And lastly if I modify the --max-segment-intron parameter to anything less than 101, no results are returned
--max-segment-intron The maximum intron length that may be found during split-segment search. The default is 500000.
tophat --segment-length 12 --max-segment-intron 101 test_ref blah.fq #returns result tophat --segment-length 12 --max-segment-intron 100 test_ref blah.fq #no result
Now the only questions are how trustworthy these junctions, detected from 27bp reads, are if you only have a few reads supporting the junction and how much more computational time it adds when we shorten the segment length.
Lastly, I have tested different --segment-length parameters (data not shown), and depending on how the read is split up, it is not the length of the segment that governs whether a match can be found, but whether the segment length matches how the read is split e.g. in a test where I split a 32bp read into 19/22, mapping results could be found with a segment length of 18 but not 10.

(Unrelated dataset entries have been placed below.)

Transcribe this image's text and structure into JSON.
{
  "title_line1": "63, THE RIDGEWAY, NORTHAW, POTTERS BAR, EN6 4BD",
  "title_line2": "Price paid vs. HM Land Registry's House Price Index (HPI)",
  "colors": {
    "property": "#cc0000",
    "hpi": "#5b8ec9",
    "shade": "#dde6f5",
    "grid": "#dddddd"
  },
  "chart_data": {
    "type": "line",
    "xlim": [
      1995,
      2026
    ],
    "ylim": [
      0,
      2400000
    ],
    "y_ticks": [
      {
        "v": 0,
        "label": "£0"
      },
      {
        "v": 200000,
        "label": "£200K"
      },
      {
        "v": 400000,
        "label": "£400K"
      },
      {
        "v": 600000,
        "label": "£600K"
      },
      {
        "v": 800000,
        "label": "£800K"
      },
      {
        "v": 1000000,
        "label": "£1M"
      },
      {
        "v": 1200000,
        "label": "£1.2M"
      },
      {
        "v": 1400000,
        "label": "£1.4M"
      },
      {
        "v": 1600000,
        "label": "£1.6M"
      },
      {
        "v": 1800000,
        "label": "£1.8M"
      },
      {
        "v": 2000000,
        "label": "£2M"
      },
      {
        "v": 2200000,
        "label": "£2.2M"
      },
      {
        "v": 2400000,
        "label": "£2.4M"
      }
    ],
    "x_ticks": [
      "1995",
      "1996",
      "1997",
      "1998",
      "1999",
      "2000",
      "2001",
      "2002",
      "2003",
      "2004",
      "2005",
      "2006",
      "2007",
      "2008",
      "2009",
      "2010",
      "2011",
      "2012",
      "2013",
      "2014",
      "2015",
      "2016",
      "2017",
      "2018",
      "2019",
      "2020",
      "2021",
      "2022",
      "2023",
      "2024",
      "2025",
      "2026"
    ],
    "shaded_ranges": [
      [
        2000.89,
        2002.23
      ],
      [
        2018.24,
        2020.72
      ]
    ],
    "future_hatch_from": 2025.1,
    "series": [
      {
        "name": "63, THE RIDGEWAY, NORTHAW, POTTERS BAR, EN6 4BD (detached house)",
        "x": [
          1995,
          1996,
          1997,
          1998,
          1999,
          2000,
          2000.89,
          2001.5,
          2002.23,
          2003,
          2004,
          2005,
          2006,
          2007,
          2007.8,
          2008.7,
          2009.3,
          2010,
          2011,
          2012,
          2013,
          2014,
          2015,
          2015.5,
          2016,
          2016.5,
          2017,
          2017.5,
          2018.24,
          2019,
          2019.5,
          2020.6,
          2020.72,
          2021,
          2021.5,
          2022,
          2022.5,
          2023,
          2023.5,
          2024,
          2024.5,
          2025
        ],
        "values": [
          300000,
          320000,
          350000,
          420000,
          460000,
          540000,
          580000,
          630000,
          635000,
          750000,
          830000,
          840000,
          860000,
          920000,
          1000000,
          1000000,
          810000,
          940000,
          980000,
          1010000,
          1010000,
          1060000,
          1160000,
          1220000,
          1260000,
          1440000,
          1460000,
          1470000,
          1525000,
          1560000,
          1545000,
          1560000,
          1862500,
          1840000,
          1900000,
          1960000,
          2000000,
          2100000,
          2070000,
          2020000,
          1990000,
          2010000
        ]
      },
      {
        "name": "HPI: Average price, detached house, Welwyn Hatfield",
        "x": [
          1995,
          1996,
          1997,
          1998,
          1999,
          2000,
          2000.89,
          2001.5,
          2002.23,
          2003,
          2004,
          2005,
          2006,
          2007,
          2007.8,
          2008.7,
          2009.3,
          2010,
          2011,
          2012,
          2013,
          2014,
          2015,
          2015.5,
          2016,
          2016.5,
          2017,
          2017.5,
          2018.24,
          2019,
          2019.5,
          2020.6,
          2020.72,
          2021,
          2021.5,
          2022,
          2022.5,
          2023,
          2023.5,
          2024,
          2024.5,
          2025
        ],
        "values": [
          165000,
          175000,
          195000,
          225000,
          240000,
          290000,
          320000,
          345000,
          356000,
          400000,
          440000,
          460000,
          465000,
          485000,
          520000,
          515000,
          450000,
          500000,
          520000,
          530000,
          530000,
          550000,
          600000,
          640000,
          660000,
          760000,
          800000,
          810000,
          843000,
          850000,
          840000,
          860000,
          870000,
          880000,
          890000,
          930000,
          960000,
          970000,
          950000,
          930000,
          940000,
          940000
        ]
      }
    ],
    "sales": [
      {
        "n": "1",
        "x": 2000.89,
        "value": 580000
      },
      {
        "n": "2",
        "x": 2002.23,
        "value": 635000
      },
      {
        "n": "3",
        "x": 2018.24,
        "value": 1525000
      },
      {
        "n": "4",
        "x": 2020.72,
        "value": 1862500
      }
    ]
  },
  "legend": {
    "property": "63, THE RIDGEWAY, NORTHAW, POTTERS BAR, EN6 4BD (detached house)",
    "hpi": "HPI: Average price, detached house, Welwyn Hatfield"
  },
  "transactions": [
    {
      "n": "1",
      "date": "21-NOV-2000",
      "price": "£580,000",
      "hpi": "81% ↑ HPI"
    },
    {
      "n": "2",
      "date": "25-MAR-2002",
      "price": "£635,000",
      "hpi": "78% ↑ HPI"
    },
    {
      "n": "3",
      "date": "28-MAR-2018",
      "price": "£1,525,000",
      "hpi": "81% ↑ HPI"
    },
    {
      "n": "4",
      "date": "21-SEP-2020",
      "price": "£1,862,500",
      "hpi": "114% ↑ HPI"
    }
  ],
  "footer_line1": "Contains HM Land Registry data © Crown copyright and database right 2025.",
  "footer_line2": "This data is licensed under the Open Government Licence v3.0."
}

This work is licensed under a Creative Commons
Attribution 4.0 International License.

Another flag to consider the use of is -a/–min-anchor-length
27 base pairs ? Sounds like Illumina CAGE-seq data. I would hope it wouldn’t map across a splice site if it really was at a TSS.
Hi Dario,
Thanks for the tip! You’re right, I was looking at CAGE data but not exactly at splice sites. I was looking at TSSes that were potentially spliced.
Cheers,
Dave